I think in the context that Paul is raising this issue it may not matter.
Art
If he says it's weak, he must demonstrate this in some way. He can't just say it's weak; he... we don't agree with...
?
He's demonstrated enough to raise eyebrows and questions. I think his basic assumptions are not unreasonable.
Art
We don't believe that he can build a machine for that price, at that rate and that speed.
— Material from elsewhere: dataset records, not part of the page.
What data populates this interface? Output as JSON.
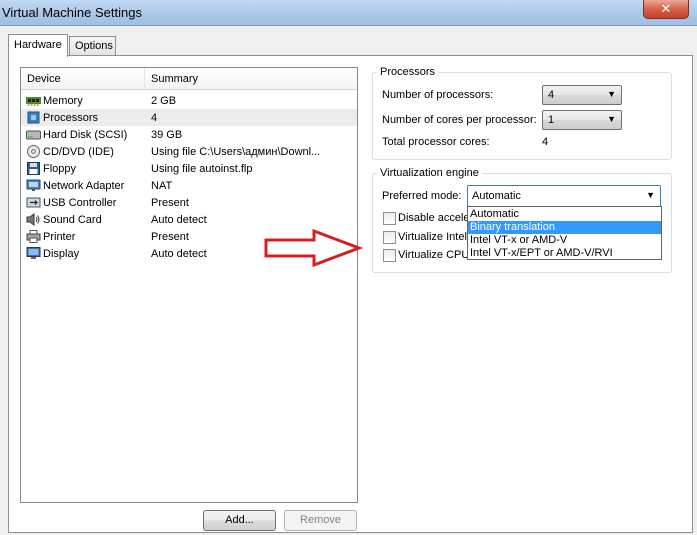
{
  "window": {
    "title": "Virtual Machine Settings",
    "close_glyph": "✕"
  },
  "tabs": [
    {
      "label": "Hardware",
      "active": true
    },
    {
      "label": "Options",
      "active": false
    }
  ],
  "device_list": {
    "columns": [
      "Device",
      "Summary"
    ],
    "rows": [
      {
        "device": "Memory",
        "summary": "2 GB",
        "icon": "memory-icon"
      },
      {
        "device": "Processors",
        "summary": "4",
        "icon": "processor-icon",
        "selected": true
      },
      {
        "device": "Hard Disk (SCSI)",
        "summary": "39 GB",
        "icon": "hard-disk-icon"
      },
      {
        "device": "CD/DVD (IDE)",
        "summary": "Using file C:\\Users\\админ\\Downl...",
        "icon": "cd-dvd-icon"
      },
      {
        "device": "Floppy",
        "summary": "Using file autoinst.flp",
        "icon": "floppy-icon"
      },
      {
        "device": "Network Adapter",
        "summary": "NAT",
        "icon": "network-adapter-icon"
      },
      {
        "device": "USB Controller",
        "summary": "Present",
        "icon": "usb-icon"
      },
      {
        "device": "Sound Card",
        "summary": "Auto detect",
        "icon": "sound-card-icon"
      },
      {
        "device": "Printer",
        "summary": "Present",
        "icon": "printer-icon"
      },
      {
        "device": "Display",
        "summary": "Auto detect",
        "icon": "display-icon"
      }
    ]
  },
  "buttons": {
    "add": "Add...",
    "remove": "Remove"
  },
  "processors": {
    "title": "Processors",
    "num_processors_label": "Number of processors:",
    "num_processors_value": "4",
    "cores_label": "Number of cores per processor:",
    "cores_value": "1",
    "total_label": "Total processor cores:",
    "total_value": "4"
  },
  "virtualization": {
    "title": "Virtualization engine",
    "mode_label": "Preferred mode:",
    "mode_value": "Automatic",
    "options": [
      "Automatic",
      "Binary translation",
      "Intel VT-x or AMD-V",
      "Intel VT-x/EPT or AMD-V/RVI"
    ],
    "highlighted_option": "Binary translation",
    "checkboxes": [
      "Disable acceler",
      "Virtualize Intel",
      "Virtualize CPU"
    ]
  },
  "colors": {
    "annotation_arrow": "#d42020",
    "highlight": "#3399ff"
  }
}
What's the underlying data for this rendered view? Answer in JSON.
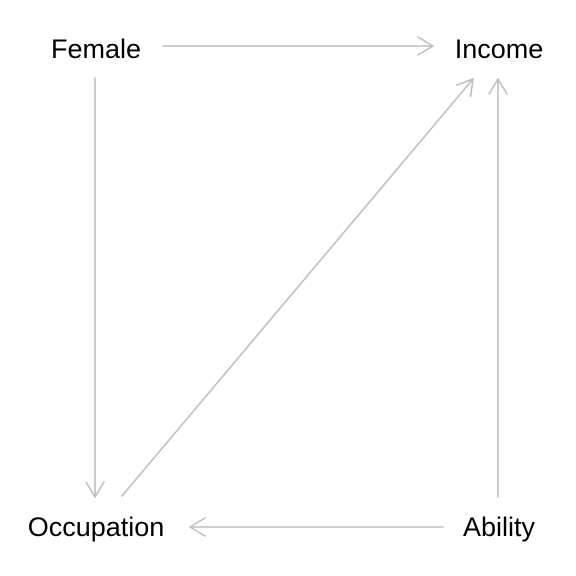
{
  "diagram": {
    "type": "directed-acyclic-graph",
    "nodes": {
      "female": "Female",
      "income": "Income",
      "occupation": "Occupation",
      "ability": "Ability"
    },
    "edges": [
      {
        "from": "female",
        "to": "income"
      },
      {
        "from": "female",
        "to": "occupation"
      },
      {
        "from": "occupation",
        "to": "income"
      },
      {
        "from": "ability",
        "to": "income"
      },
      {
        "from": "ability",
        "to": "occupation"
      }
    ],
    "colors": {
      "edge": "#bebebe",
      "text": "#000000",
      "background": "#ffffff"
    }
  }
}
When it can be built, we will... if it can be demonstrated that this is a practical solution, we will be the first ones to, to... this algorithm.
Whit
This is an actual question - this is just a matter being brought up in the engineering community, right? - and I think we should now do that, to solicit these speed estimates from the engineering community at large, and we'll get expert answers on these things.
?
I don't think that there's the expertise in this room to really -
Art
I think that the discussion between Marty's thing and our answer is a proper discussion for us.
Martin
This really was called HR 214 initially, and I would propose that we adjourn for lunch at this point, and that we come back and discuss HR 214 after, which we also have to get comments in on, and I apologize to Paul and Don that this has gone too far afield from their... if HR 214 was your primary interest, that this has gone too far afield. And then, after this meeting is over, perhaps, if there's still time for those interested in the key size question to get together and discuss what should be done about this. We realize that there are tradeoffs here, and on the one hand we don't want to take the attitude of... I don't think a security officer should accept the attitude of "Trust us - it's good; we won't tell you how strong..." As I said in my letter to Dennis, it's not quite as blatant as the Russians giving NSA a cryptographic system and saying "Look, we can't tell you why it's good, we can't tell you how good it is, but trust us, it's good." You wouldn't use that, because there are potential - first of all, one of the prime things in security is not to trust anybody without proof. The other thing is they're a potential opponent to the system. Now it's not quite as blatant in this situation; I see a mild analogy existing, and that worries me, and I want -
Art
I feel a little funny that you regard me as an enemy -
Martin
No, no -
Art
Well, that's what you're saying - that NSA is the enemy.
Martin
Not you, specifically. I'd say NSA is the potential...
Talking over.
?
NSA's been sucked into something they shouldn't have gotten sucked into.
Art
No, NSA was a perfectly proper -
Doug
I disagree there.
Art
No, NSA - the Bureau of Standards shouldn't go to Hellman to answer this question, or anybody else. I see NSA has the expertise. It's up to you to prove the -
End of tape.

Commentary by Sam Bretheim

Perhaps the most interesting aspect of this entire conversation is that, despite all its post-Watergate-era conjecturing about the executive branch using NSA capabilities to break data belonging to American citizens or corporations, at no point does anyone suggest that if NSA has the resources to break DES, its Soviet or other foreign counterparts might too. The discussion is also almost entirely constrained to the threat against U.S. government information about individuals encrypted in DES, and there's only an oblique allusion to weak encryption being used by organizations other than the government that might be targets of foreign intelligence services.

The use of cryptography in authentication is also not mentioned.

From the Senate Intelligence Committee's report on DES: "The NSA convinced IBM that a reduced key size was sufficient."